LPSK Catat Permohonan Restitusi Korban Kekerasan Seksual

LiveNews – lembaga pemberian Saksi dan Korban (LPSK) mencatat bahwa permintaan restitusi atas korban kekerasan seksual pada anak terus meningkat hingga th. 2025 ini.
Ketua LPSK Achmadi mengatakan peningkatan kuantitas permohonan kasus itu terus terus sejak tahun 2023. Dia mengatakan jumlah pemohon bertambah berasal dari 122 orang antara tahun 2023, mulai 646 orang pada th. 2024, dan tetap meningkat sampai 916 orang pada tahun 2025.
“Hal ini mencerminkan meningkatnya kesadaran penduduk dalam melaporkan persoalan serta memperjuangkan hak restitusi bagi korban anak,” kata Achmadi di Jakarta, Kamis (18/12) seperti dilansir Antara.

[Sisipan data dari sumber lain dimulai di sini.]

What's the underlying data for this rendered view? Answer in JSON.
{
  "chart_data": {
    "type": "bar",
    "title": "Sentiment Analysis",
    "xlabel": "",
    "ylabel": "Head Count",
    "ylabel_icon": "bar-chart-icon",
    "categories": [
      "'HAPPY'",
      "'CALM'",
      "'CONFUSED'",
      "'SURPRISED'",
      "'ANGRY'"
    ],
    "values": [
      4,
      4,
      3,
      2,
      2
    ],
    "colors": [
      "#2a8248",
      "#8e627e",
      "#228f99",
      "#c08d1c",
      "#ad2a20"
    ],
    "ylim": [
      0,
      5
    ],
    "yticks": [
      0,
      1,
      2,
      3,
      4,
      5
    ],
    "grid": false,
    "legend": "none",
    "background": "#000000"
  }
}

Namun secara umum knowledge permintaan restitusi sepanjang periode 2023–2025 menunjukkan dinamika yang berbagai Secara total jumlah pemohon restitusi tercatat sebanyak 4.407 orang pada th. 2023, meningkat menjadi 7.450 orang antara th. 2024, dan turun jadi 5.162 orang pada th. 2025.

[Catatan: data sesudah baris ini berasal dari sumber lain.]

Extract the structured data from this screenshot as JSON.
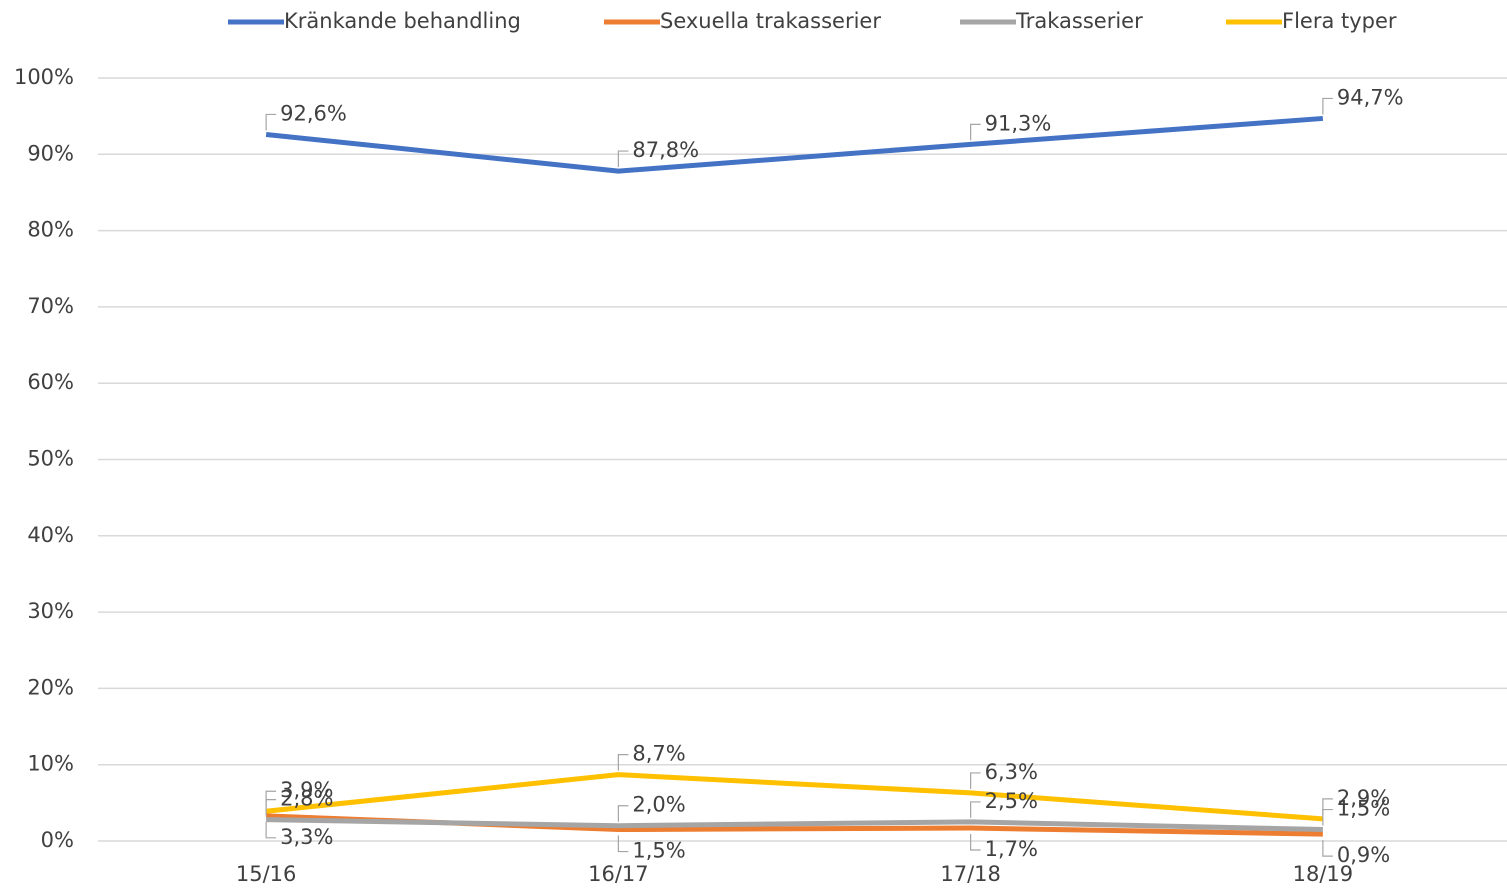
{
  "chart_data": {
    "type": "line",
    "categories": [
      "15/16",
      "16/17",
      "17/18",
      "18/19"
    ],
    "series": [
      {
        "name": "Kränkande behandling",
        "color": "#4472c4",
        "values": [
          92.6,
          87.8,
          91.3,
          94.7
        ],
        "value_labels": [
          "92,6%",
          "87,8%",
          "91,3%",
          "94,7%"
        ]
      },
      {
        "name": "Sexuella trakasserier",
        "color": "#ed7d31",
        "values": [
          3.3,
          1.5,
          1.7,
          0.9
        ],
        "value_labels": [
          "3,3%",
          "1,5%",
          "1,7%",
          "0,9%"
        ]
      },
      {
        "name": "Trakasserier",
        "color": "#a5a5a5",
        "values": [
          2.8,
          2.0,
          2.5,
          1.5
        ],
        "value_labels": [
          "2,8%",
          "2,0%",
          "2,5%",
          "1,5%"
        ]
      },
      {
        "name": "Flera typer",
        "color": "#ffc000",
        "values": [
          3.9,
          8.7,
          6.3,
          2.9
        ],
        "value_labels": [
          "3,9%",
          "8,7%",
          "6,3%",
          "2,9%"
        ]
      }
    ],
    "ylim": [
      0,
      100
    ],
    "yticks": [
      {
        "value": 0,
        "label": "0%"
      },
      {
        "value": 10,
        "label": "10%"
      },
      {
        "value": 20,
        "label": "20%"
      },
      {
        "value": 30,
        "label": "30%"
      },
      {
        "value": 40,
        "label": "40%"
      },
      {
        "value": 50,
        "label": "50%"
      },
      {
        "value": 60,
        "label": "60%"
      },
      {
        "value": 70,
        "label": "70%"
      },
      {
        "value": 80,
        "label": "80%"
      },
      {
        "value": 90,
        "label": "90%"
      },
      {
        "value": 100,
        "label": "100%"
      }
    ],
    "grid": true,
    "legend": "top"
  }
}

Pada kategori Tindak Pidana Perdagangan Orang (TPPO), dia menyebutkan jumlah pemohon tercatat sebanyak 915 orang antara tahun 2023, lantas 466 orang antara th. 2024, dan 375 orang pada tahun 2025.

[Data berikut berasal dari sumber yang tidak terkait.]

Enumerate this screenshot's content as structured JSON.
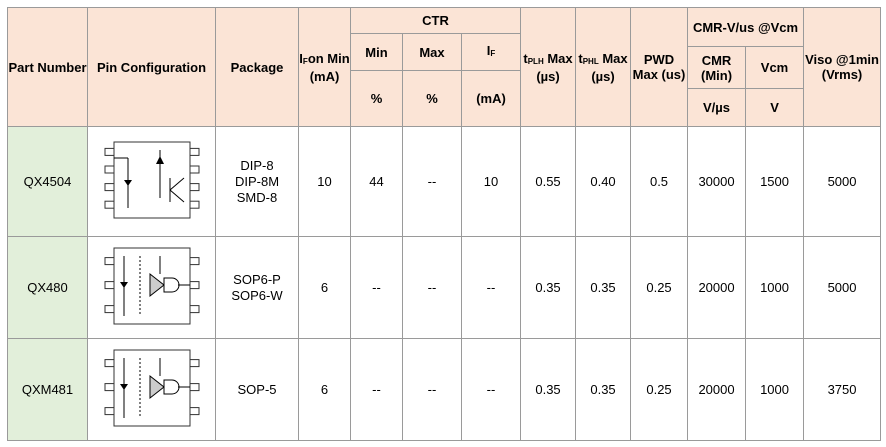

Selain itu, permohonan restitusi antara kategori masalah kekerasan seksual pada orang dewasa tercatat 525 orang antara th. 2023, 128 orang pada tahun 2024, dan 202 orang pada tahun 2025.
Adapun permintaan restitusi untuk kategori Tindak Pidana Pencucian duwit (TPPU) tercatat sebanyak 2.739 orang pada tahun 2023, 6.035 orang pada tahun 2024, dan 3.461 orang antara th. 2025.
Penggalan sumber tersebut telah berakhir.